C4 compute_attention_heads_closure misbehavior

Hi, C4 seems to have some strange behavior to me, batch size of the input should be computed as

x.shape[0] // n_heads

but when reshaping x to shape (batch_size, n_heads, seqlen, d_head), I got shape mismatch error

InconclusiveDimensionOperation: Cannot divide evenly the sizes of shapes (6, 2, 3) and (2, 3, 2, 2)

This error would be resolved if instead of compute batch_size explicitly, we set it to -1. But what’s the difference?

It seems the shape is implicitly inferred when setting to -1. Could you try printing out the shape of all intermediate variables and see if they match in each operation?

1 Like

hi @jackliu333 , this is my implementation

def compute_attention_output_closure(n_heads, d_head):
    """ Function that simulates environment inside CausalAttention function.
    Args:
        d_head (int):  dimensionality of heads
        n_heads (int): number of attention heads
    Returns:
        function: compute_attention_output function
    """
    
    def compute_attention_output(x):
        """ Compute the attention output.
        Args:
            x (jax.interpreters.xla.DeviceArray): tensor with shape (n_batch X n_heads, seqlen, d_head).
        Returns:
            jax.interpreters.xla.DeviceArray: reshaped tensor with shape (n_batch, seqlen, n_heads X d_head).
        """
        ### START CODE HERE (REPLACE INSTANCES OF 'None' WITH YOUR CODE) ###
        
        # Length of the sequence
        # Should be size of x's first dimension without counting the batch dim
        seqlen = x.shape[1]
        # Reshape x using jnp.reshape() to shape (n_batch, n_heads, seqlen, d_head)
        #batch_size = x.shape[0] // n_heads
        
        print('shape of input before reshape')
        print(x.shape)
        
        print("n_heads:", n_heads, "d_head", d_head)
        #assert batch_size * n_heads == x.shape[0]
        x = np.reshape(x, (-1, n_heads, seqlen, d_head))
        # Transpose x using jnp.transpose() to shape (n_batch, seqlen, n_heads, d_head)
        x = np.transpose(x, (0, 2, 1, 3))
        
        ### END CODE HERE ###
        print('shape of the output')
        print(x.shape)
        # Reshape to allow to concatenate the heads
        return jnp.reshape(x, (-1, seqlen, n_heads * d_head))
    return compute_attention_output

The print out of shapes and inputs are

# case 1
shape of input before reshape
(6, 2, 3)
n_heads: 2 d_head 3
shape of the output
(3, 2, 2, 3)

# case 2
shape of input before reshape
(6, 2, 3)
n_heads: 3 d_head 2
shape of the output
(3, 2, 3, 2)
 All tests passed

I think case 2 is problematic. The input has shape (6, 2, 3), and last dimension is suppose to be d_head, but the given d_head argument is 2.

1 Like

I don’t really understand this either.
x is supposed to have dimensions (n_batch X n_heads, seqlen, d_head).
So i assume to get n_batch you have to use: n_batch = int(x.shape[0]/n_heads)
Then:

#Reshape x using jnp.reshape() to shape (n_batch, n_heads, seqlen, d_head)
x = jnp.reshape(x, (n_batch,n_heads,seqlen, d_head))

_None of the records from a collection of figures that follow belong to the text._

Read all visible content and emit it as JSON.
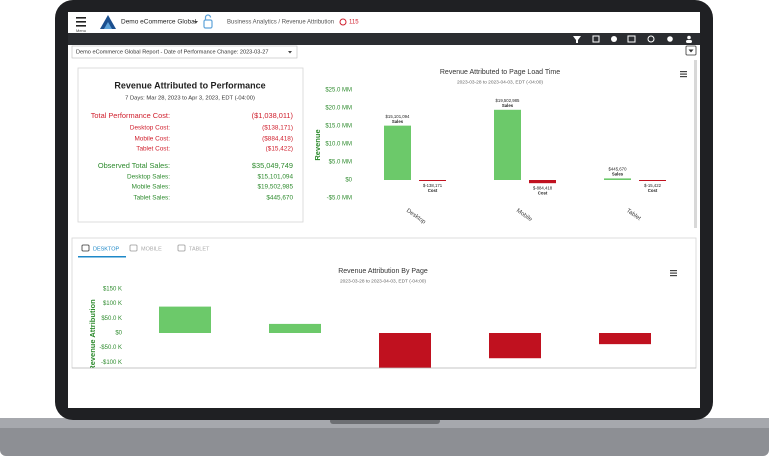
{
  "header": {
    "menu": "Menu",
    "account": "Demo eCommerce Global",
    "breadcrumb": "Business Analytics / Revenue Attribution",
    "alerts": "115"
  },
  "report_select": "Demo eCommerce Global Report - Date of Performance Change: 2023-03-27",
  "summary": {
    "title": "Revenue Attributed to Performance",
    "subtitle": "7 Days: Mar 28, 2023 to Apr 3, 2023, EDT (-04:00)",
    "rows": [
      {
        "label": "Total Performance Cost:",
        "value": "($1,038,011)",
        "color": "#d0202e"
      },
      {
        "label": "Desktop Cost:",
        "value": "($138,171)",
        "color": "#d0202e"
      },
      {
        "label": "Mobile Cost:",
        "value": "($884,418)",
        "color": "#d0202e"
      },
      {
        "label": "Tablet Cost:",
        "value": "($15,422)",
        "color": "#d0202e"
      },
      {
        "label": "Observed Total Sales:",
        "value": "$35,049,749",
        "color": "#2e8b2e"
      },
      {
        "label": "Desktop Sales:",
        "value": "$15,101,094",
        "color": "#2e8b2e"
      },
      {
        "label": "Mobile Sales:",
        "value": "$19,502,985",
        "color": "#2e8b2e"
      },
      {
        "label": "Tablet Sales:",
        "value": "$445,670",
        "color": "#2e8b2e"
      }
    ]
  },
  "tabs": [
    "DESKTOP",
    "MOBILE",
    "TABLET"
  ],
  "active_tab": 0,
  "chart_data": [
    {
      "type": "bar",
      "title": "Revenue Attributed to Page Load Time",
      "subtitle": "2023-03-28 to 2023-04-03, EDT (-04:00)",
      "y_label": "Revenue",
      "categories": [
        "Desktop",
        "Mobile",
        "Tablet"
      ],
      "series": [
        {
          "name": "Sales",
          "color": "#6cc96a",
          "values": [
            15101094,
            19502985,
            445670
          ],
          "value_labels": [
            "$15,101,094",
            "$19,502,985",
            "$445,670"
          ]
        },
        {
          "name": "Cost",
          "color": "#c0111f",
          "values": [
            -138171,
            -884418,
            -15422
          ],
          "value_labels": [
            "$-138,171",
            "$-884,418",
            "$-15,422"
          ]
        }
      ],
      "ylim": [
        -5000000,
        25000000
      ],
      "yticks": [
        {
          "value": 25000000,
          "label": "$25.0 MM"
        },
        {
          "value": 20000000,
          "label": "$20.0 MM"
        },
        {
          "value": 15000000,
          "label": "$15.0 MM"
        },
        {
          "value": 10000000,
          "label": "$10.0 MM"
        },
        {
          "value": 5000000,
          "label": "$5.0 MM"
        },
        {
          "value": 0,
          "label": "$0"
        },
        {
          "value": -5000000,
          "label": "-$5.0 MM"
        }
      ],
      "grid": false
    },
    {
      "type": "bar",
      "title": "Revenue Attribution By Page",
      "subtitle": "2023-03-28 to 2023-04-03, EDT (-04:00)",
      "y_label": "Revenue Attribution",
      "categories": [
        null,
        null,
        null,
        null,
        null
      ],
      "values": [
        90000,
        31000,
        -125000,
        -86000,
        -38000
      ],
      "colors": [
        "#6cc96a",
        "#6cc96a",
        "#c0111f",
        "#c0111f",
        "#c0111f"
      ],
      "ylim": [
        -150000,
        150000
      ],
      "yticks": [
        {
          "value": 150000,
          "label": "$150 K"
        },
        {
          "value": 100000,
          "label": "$100 K"
        },
        {
          "value": 50000,
          "label": "$50.0 K"
        },
        {
          "value": 0,
          "label": "$0"
        },
        {
          "value": -50000,
          "label": "-$50.0 K"
        },
        {
          "value": -100000,
          "label": "-$100 K"
        }
      ],
      "grid": false
    }
  ]
}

But this does not work for the unit test.
Instead I have to use:

x = jnp.reshape(x, (-1,n_heads,seqlen, d_head))

2 Likes

Note that in compute_attention_heads, the docstring indicates that x is a tensor with shape (n_batch, seqlen, n_heads X d_head).
In compute_attention_output, x is a tensor with shape (n_batch X n_heads, seqlen, d_head). In order to concatenate the heads correctly, the first dimension needs to be split into the dimensions of n_batch and n_heads first, and as n_batch is not given locally (and should not be provided by means of a global variable), you have to use -1 for the first dimension. Next, the dimensions can be transposed and finally concatenated.
I hope this helps.

2 Likes

The second test is wrong.

It has these inputs:

{
    "x": jnp.array(
        [
            [[1, 0, 0], [0, 1, 0]],
            [[1, 0, 0], [0, 1, 0]],
            [[1, 0, 0], [0, 1, 0]],
            [[1, 0, 0], [0, 1, 0]],
            [[1, 0, 0], [0, 1, 0]],
            [[1, 0, 0], [0, 1, 0]],
        ]
    )
    , "n_heads": 3
    , "d_head": 2
}

But "d_head": 2 is inconsistent with x.shape[-1] == 3, given that x has shape (n_batch X n_heads, seqlen, d_head).

You can get it to pass by setting n_batch=-1 in the reshape, but you shouldn’t have to.